Antarctic yeasts, in particular, the highly pigmented species, were essentially resistant to UVА radiation, at least up to 0.5 J/cm2, whereas less than 5% can survive a similar dose of UVB. It has been suggested that resistance may be associated with pigmentation, possibly carotenoids and related pigments, that may afford important protection [1]. In our experiments, UVA radiation stimulated β-carotene biosynthesis in small doses only and suppressed CoQ10 accumulation. The rise in β-carotene in the Cryptococcus strains was more pronounced compared to S. salmonicolor AL1, which demonstrated the defense reaction of Antarctic yeasts against UVA irradiation and was consistent with Libkind's conclusions [2].

The same tendency was observed with the biosynthesis of the investigated substances under the effect of mixed light. The β-carotene quantity in the biomass of C. laurentii AS56 and C. laurentii AS58 at a dose of 3 + 16 J/cm2 (UVA + Vis) exceeded the controls by 100%. Carotenoid synthesis was clearly stimulated in six red yeast strains out of the 12 strains studied for their ability to produce photoprotective compounds—carotenoids and mycosporines—upon exposure to Vis or UV + Vis [21].

The highest CoQ10 and β-carotene quantities were obtained during the preliminary irradiation of the S. salmonicolor AL1 strain with UVА, and the subsequent deep cultivation at a dose of 11 J/cm2 Vis (430.9 μg/g) and in the dark (325.4 μg/g).

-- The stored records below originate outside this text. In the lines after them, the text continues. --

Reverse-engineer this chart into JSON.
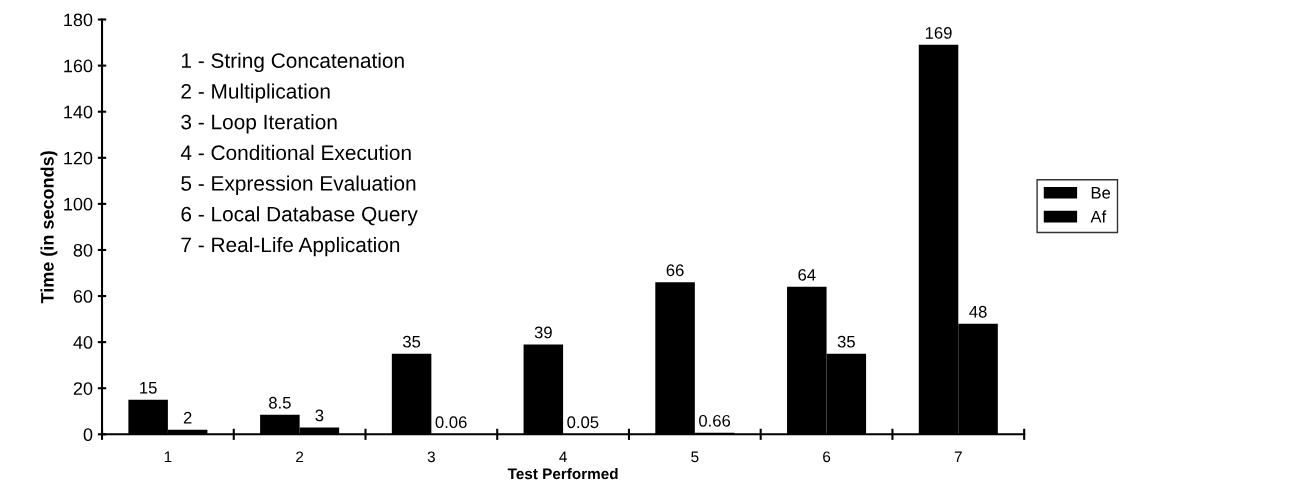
{
  "chart_data": {
    "type": "bar",
    "xlabel": "Test Performed",
    "ylabel": "Time (in seconds)",
    "categories": [
      "1",
      "2",
      "3",
      "4",
      "5",
      "6",
      "7"
    ],
    "series": [
      {
        "name": "Be",
        "color": "#000000",
        "values": [
          15,
          8.5,
          35,
          39,
          66,
          64,
          169
        ]
      },
      {
        "name": "Af",
        "color": "#000000",
        "values": [
          2,
          3,
          0.06,
          0.05,
          0.66,
          35,
          48
        ]
      }
    ],
    "data_labels": true,
    "ylim": [
      0,
      180
    ],
    "yticks": [
      0,
      20,
      40,
      60,
      80,
      100,
      120,
      140,
      160,
      180
    ],
    "grid": false,
    "legend": "right",
    "annotations": [
      "1 - String Concatenation",
      "2 - Multiplication",
      "3 - Loop Iteration",
      "4 - Conditional Execution",
      "5 - Expression Evaluation",
      "6 - Local Database Query",
      "7 - Real-Life Application"
    ]
  }
}
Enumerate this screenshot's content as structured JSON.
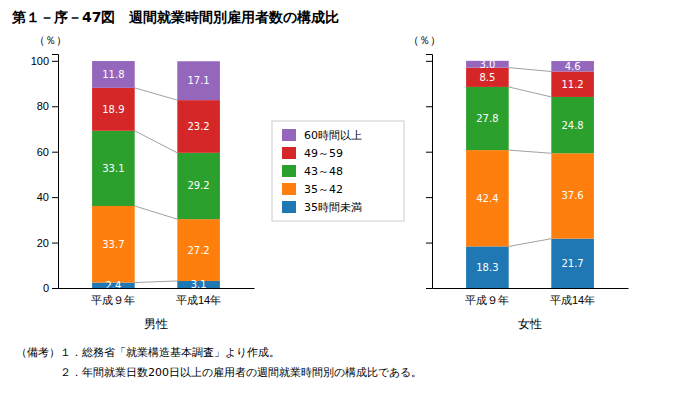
{
  "chart_data": [
    {
      "type": "bar",
      "stacked": true,
      "data_labels": true,
      "title": "第１－序－47図　週間就業時間別雇用者数の構成比",
      "annotations": [
        "（備考）１．総務省「就業構造基本調査」より作成。",
        "　　　　２．年間就業日数200日以上の雇用者の週間就業時間別の構成比である。"
      ],
      "legend": "right",
      "categories": [
        "平成９年",
        "平成14年"
      ],
      "xlabel": "男性",
      "ylabel": "（％）",
      "ylim": [
        0,
        103
      ],
      "yticks": [
        0,
        20,
        40,
        60,
        80,
        100
      ],
      "series": [
        {
          "name": "35時間未満",
          "values": [
            2.4,
            3.1
          ]
        },
        {
          "name": "35～42",
          "values": [
            33.7,
            27.2
          ]
        },
        {
          "name": "43～48",
          "values": [
            33.1,
            29.2
          ]
        },
        {
          "name": "49～59",
          "values": [
            18.9,
            23.2
          ]
        },
        {
          "name": "60時間以上",
          "values": [
            11.8,
            17.1
          ]
        }
      ]
    },
    {
      "type": "bar",
      "stacked": true,
      "data_labels": true,
      "tick_labels": "x",
      "categories": [
        "平成９年",
        "平成14年"
      ],
      "xlabel": "女性",
      "ylabel": "（％）",
      "ylim": [
        0,
        103
      ],
      "yticks": [
        0,
        20,
        40,
        60,
        80,
        100
      ],
      "series": [
        {
          "name": "35時間未満",
          "values": [
            18.3,
            21.7
          ]
        },
        {
          "name": "35～42",
          "values": [
            42.4,
            37.6
          ]
        },
        {
          "name": "43～48",
          "values": [
            27.8,
            24.8
          ]
        },
        {
          "name": "49～59",
          "values": [
            8.5,
            11.2
          ]
        },
        {
          "name": "60時間以上",
          "values": [
            3.0,
            4.6
          ],
          "value_labels": [
            "3.0",
            "4.6"
          ]
        }
      ]
    }
  ]
}
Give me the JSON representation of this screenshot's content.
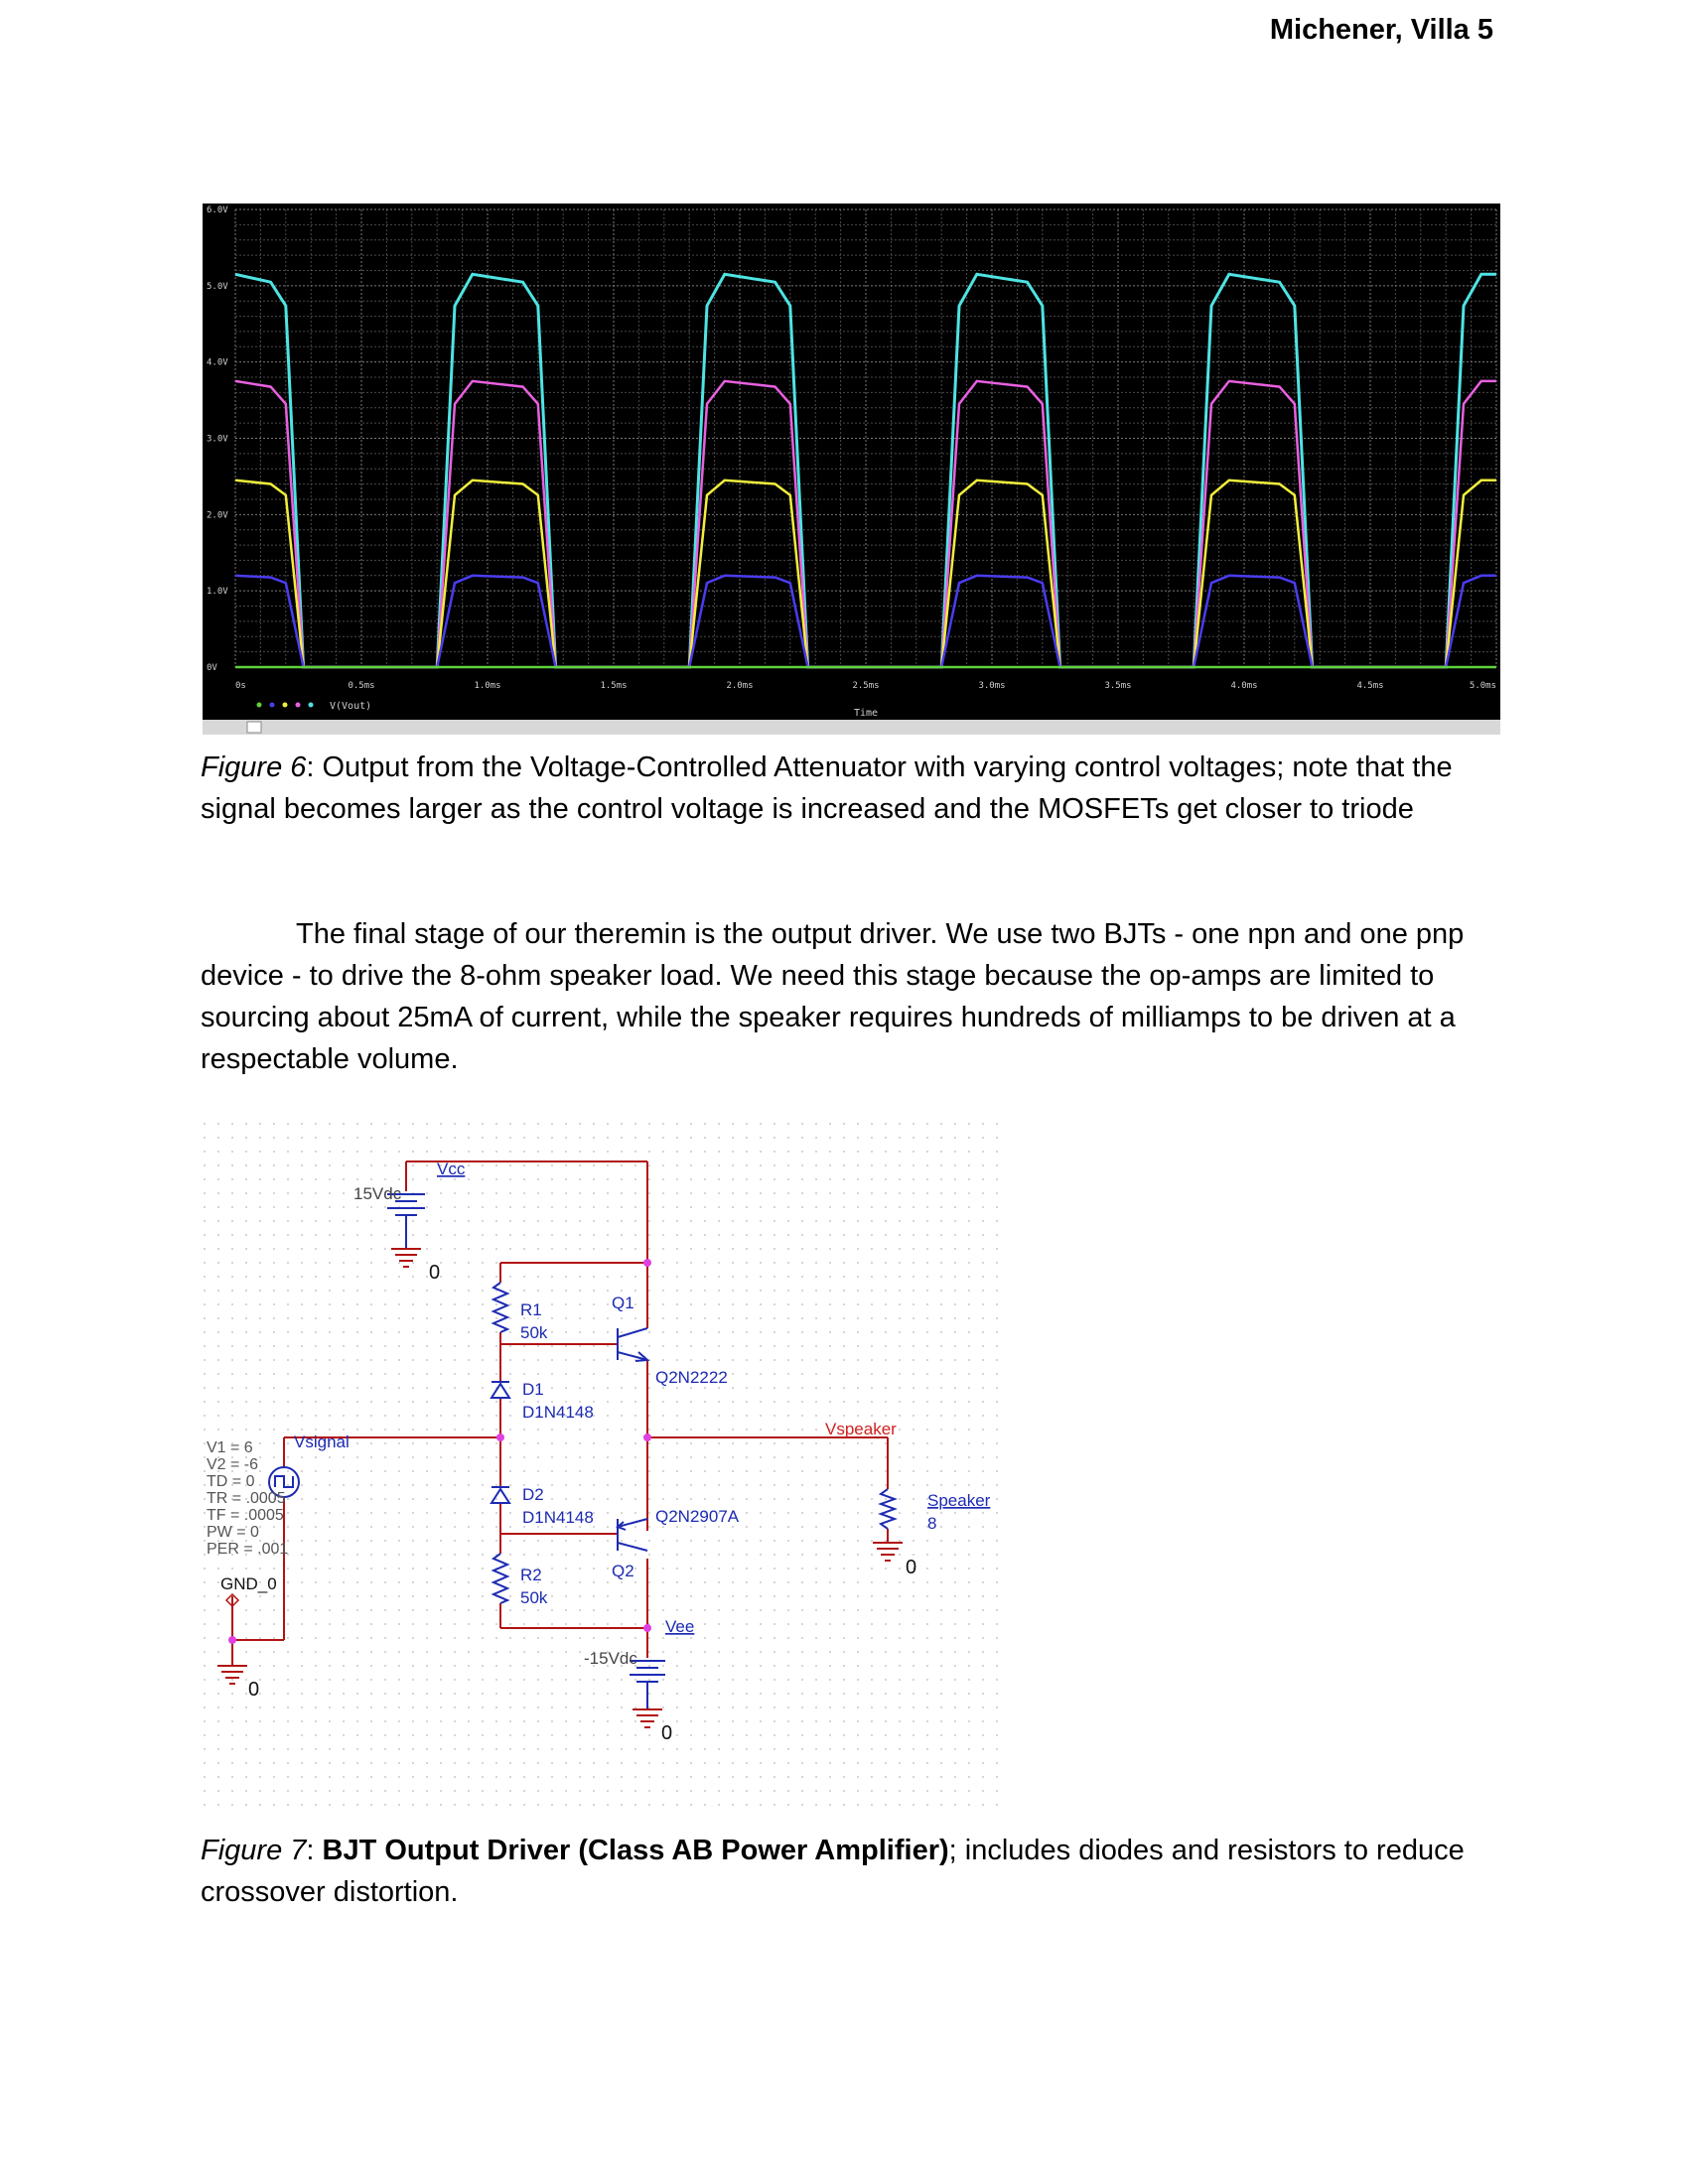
{
  "header": {
    "text": "Michener, Villa 5"
  },
  "figure6": {
    "caption_label": "Figure 6",
    "caption_text": ": Output from the Voltage-Controlled Attenuator with varying control voltages; note that the signal becomes larger as the control voltage is increased and the MOSFETs get closer to triode",
    "y_ticks": [
      "6.0V",
      "5.0V",
      "4.0V",
      "3.0V",
      "2.0V",
      "1.0V",
      "0V"
    ],
    "x_ticks": [
      "0s",
      "0.5ms",
      "1.0ms",
      "1.5ms",
      "2.0ms",
      "2.5ms",
      "3.0ms",
      "3.5ms",
      "4.0ms",
      "4.5ms",
      "5.0ms"
    ],
    "legend": "V(Vout)",
    "xlabel": "Time"
  },
  "chart_data": {
    "type": "line",
    "x_unit": "ms",
    "xlim": [
      0,
      5
    ],
    "ylim": [
      0,
      6
    ],
    "grid": true,
    "legend": [
      "V(Vout)"
    ],
    "xlabel": "Time",
    "ylabel": "",
    "period_ms": 1.0,
    "edges_ms": [
      0.2,
      0.8,
      1.2,
      1.8,
      2.2,
      2.8,
      3.2,
      3.8,
      4.2,
      4.8
    ],
    "series": [
      {
        "color": "#4fe3e3",
        "high": 5.15,
        "low": 0.0
      },
      {
        "color": "#e860e0",
        "high": 3.75,
        "low": 0.0
      },
      {
        "color": "#f2ef3c",
        "high": 2.45,
        "low": 0.0
      },
      {
        "color": "#4a3cf0",
        "high": 1.2,
        "low": 0.0
      },
      {
        "color": "#5fd23c",
        "high": 0.0,
        "low": 0.0
      }
    ]
  },
  "body": {
    "paragraph": "The final stage of our theremin is the output driver.  We use two BJTs - one npn and one pnp device - to drive the 8-ohm speaker load.  We need this stage because the op-amps are limited to sourcing about 25mA of current, while the speaker requires hundreds of milliamps to be driven at a respectable volume."
  },
  "figure7": {
    "caption_label": "Figure 7",
    "caption_bold": "BJT Output Driver (Class AB Power Amplifier)",
    "caption_text": "; includes diodes and resistors to reduce crossover distortion.",
    "vcc_label": "Vcc",
    "vcc_source": "15Vdc",
    "vee_label": "Vee",
    "vee_source": "-15Vdc",
    "ground": "0",
    "r1_name": "R1",
    "r1_value": "50k",
    "r2_name": "R2",
    "r2_value": "50k",
    "q1_name": "Q1",
    "q1_model": "Q2N2222",
    "q2_name": "Q2",
    "q2_model": "Q2N2907A",
    "d1_name": "D1",
    "d1_model": "D1N4148",
    "d2_name": "D2",
    "d2_model": "D1N4148",
    "vspeaker": "Vspeaker",
    "speaker_name": "Speaker",
    "speaker_value": "8",
    "vsignal": "Vsignal",
    "gnd_label": "GND_0",
    "params": [
      "V1 = 6",
      "V2 = -6",
      "TD = 0",
      "TR = .0005",
      "TF = .0005",
      "PW = 0",
      "PER = .001"
    ]
  }
}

These results can be interpreted in the light of the UVА effect on DNA expressed mainly as a change in pyrimidine bases [22] and activation of the photolyase enzyme under the effect of Vis. DNA photolyase is a flavoprotein that uses Vis light energy to split UV-induced cyclobutane pyrimidine dimers in damaged DNA [23].

The biomass quantity decreased with all yeast strains studied when they were subjected to UVA radiation. This effect was also observed by Tosi et al. during experiments with Antarctic soil fungi assemblages. They showed better growth when protected against UV radiation [24].

Conclusions

The investigations discussed and their results led to the conclusion that irradiation up to certain UVA and Vis doses stimulated СоQ10 and β-carotene biosynthesis by Antarctic yeast, whereas even low doses of UVA hindered the development of the four strains. This is the first report of CoQ10 presence in the biomass of the S. salmonicolor AL1 and the first investigations of the effect of UVA and Vis irradiation upon its biosynthesis.

The presence of СоQ10 and β-carotene in the biomass of the S. salmonicolor AL1 strain and the evidence of the stimulating UVA and Vis effect on their synthesis revealed some possibilities of their isolation and study with a view to their application to medicine, cosmetics, and agriculture.